Although, not reported in previous NODDI-based g-ratio mapping studies (Stikov et al., 2015; Cercignani et al., 2017; Jung et al., 2017; Mancini et al., 2017; Ellerbrock and Mohammadi, 2018; Hori et al., 2018), we found that the intra-cellular volume fraction (ν_icvf) determined with NODDI tends to be biased at small signal-to-noise ratios (SNR < 39), resulting in a ceiling effect, i.e., ν_icvf ≈ 1. To avoid a corresponding bias in g_MR (and AVF_MR), we restricted the analysis to regions with sufficiently high SNR (Figure 3). To investigate whether our findings generalize to low-SNR regions as well, we performed an additional Bland-Altman analysis of MVF_MR in whole-WM ROIs. To this end, a larger set of ROIs was used covering the entire white matter. Although the bias was smaller for the whole-WM as compared to the high-SNR ROI analysis, we found the same trend: the error and bias were reduced when using UNICORT B₁+ correction relative to no correction. Note that the smaller bias for the whole-WM analysis is most probably an artifact of the calibration procedure. Since the ROI used for calibration was not part of the high-SNR ROIs but was part of the whole-WM ROIs, we think it could have reduced the bias in the whole-WM ROI analysis as compared to the high-SNR analysis.

We note that the presented results were based on a customized B₁+ mapping method (Lutti et al., 2010).
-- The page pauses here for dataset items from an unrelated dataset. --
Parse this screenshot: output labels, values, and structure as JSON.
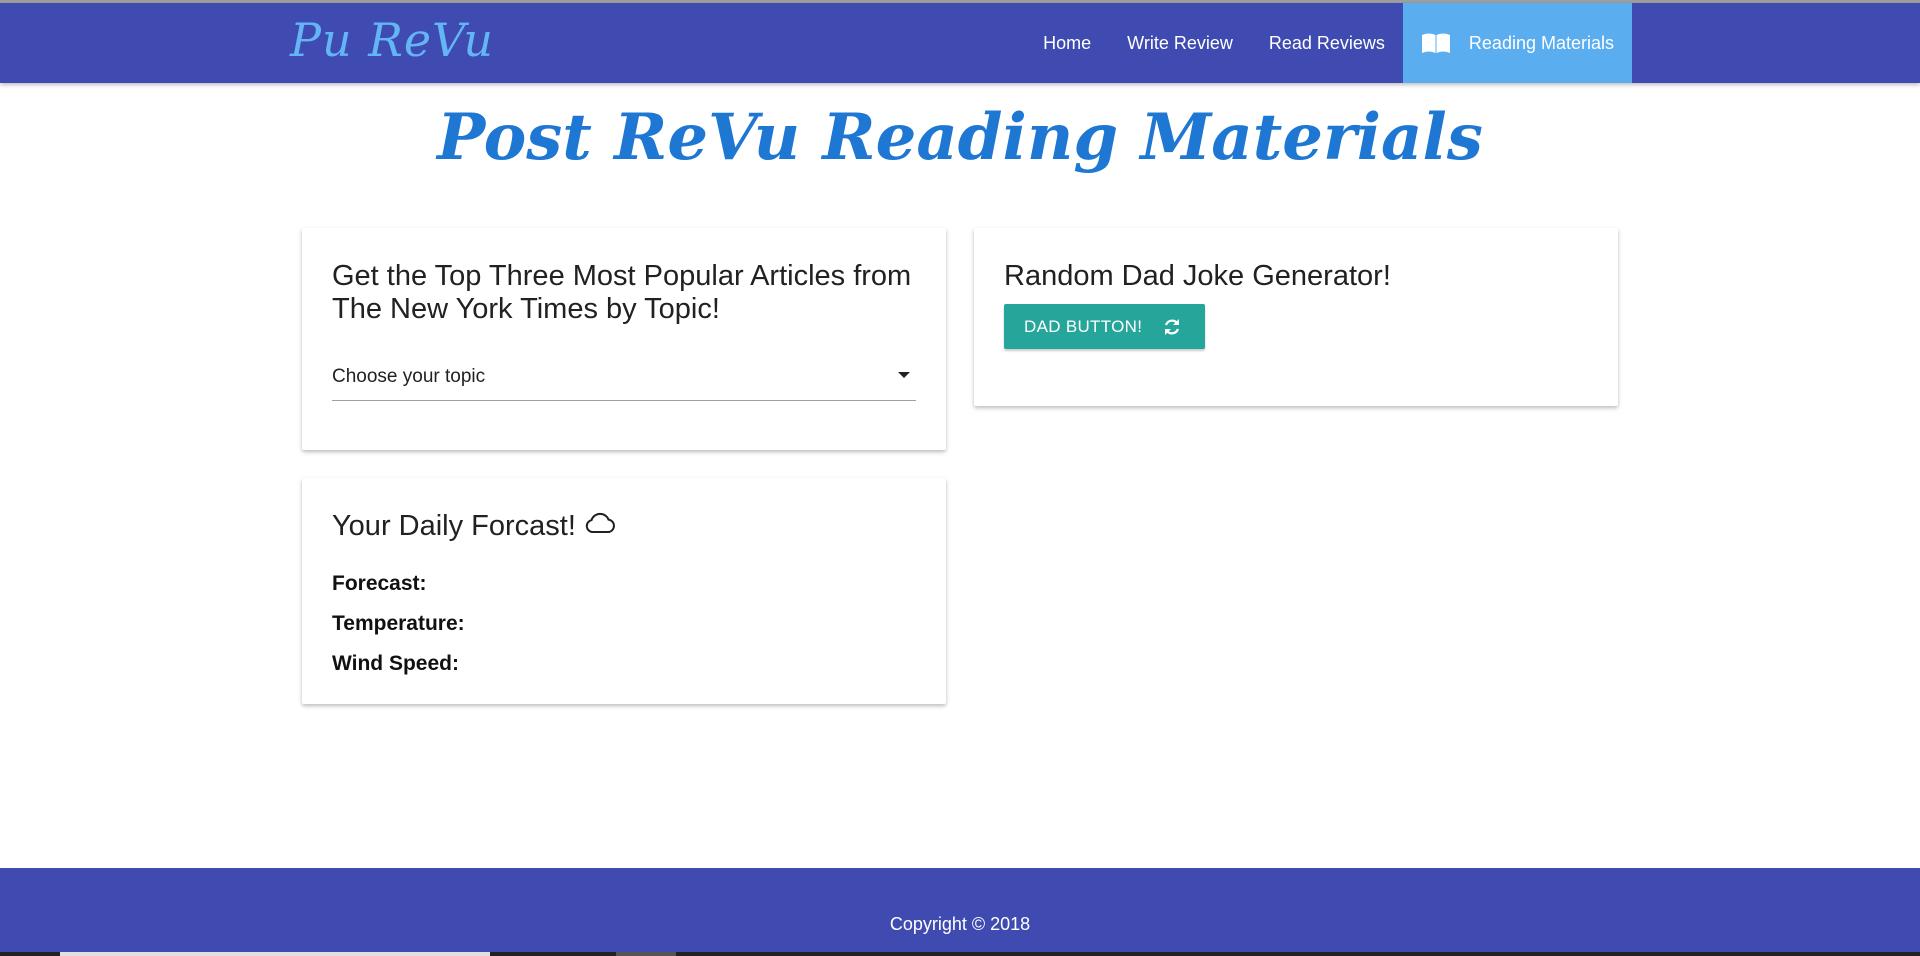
{
  "navbar": {
    "brand": "Pu ReVu",
    "items": [
      {
        "label": "Home"
      },
      {
        "label": "Write Review"
      },
      {
        "label": "Read Reviews"
      },
      {
        "label": "Reading Materials",
        "icon": "book-icon",
        "active": true
      }
    ]
  },
  "page": {
    "title": "Post ReVu Reading Materials"
  },
  "nyt_card": {
    "title": "Get the Top Three Most Popular Articles from The New York Times by Topic!",
    "select": {
      "selected": "Choose your topic"
    }
  },
  "joke_card": {
    "title": "Random Dad Joke Generator!",
    "button_label": "DAD BUTTON!",
    "button_icon": "refresh-icon"
  },
  "weather_card": {
    "title": "Your Daily Forcast!",
    "title_icon": "cloud-icon",
    "fields": {
      "forecast": "Forecast:",
      "temperature": "Temperature:",
      "wind_speed": "Wind Speed:"
    }
  },
  "footer": {
    "copyright": "Copyright © 2018"
  },
  "colors": {
    "navbar": "#3f4bb0",
    "active_nav": "#5aaef0",
    "brand": "#64b5f6",
    "title": "#1e77d2",
    "button": "#26a69a"
  }
}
Using vendor specific protocols for B₁+ and MT_sat mapping may influence the results (Leutritz et al., 2020). Moreover, the calibration factor in Equation (1) may have to be recalibrated for different MT-pulses.

Future studies should investigate the effect of B₁+ correction on MR g-ratio mapping when using alternative biomarkers to estimate AVF_MR and MVF_MR (e.g., Ellerbrock and Mohammadi, 2018). Moreover, there are alternative B₁+ mapping approaches available which might vary in precision (Lutti et al., 2010) and therefore can affect the MR g-ratio values. However, the differences in the precision of these methods are in the order of few percentage and thus much smaller than the effect of omitting the B₁+ field or using the data-driven UNICORT B₁+ estimate (Weiskopf et al., 2011).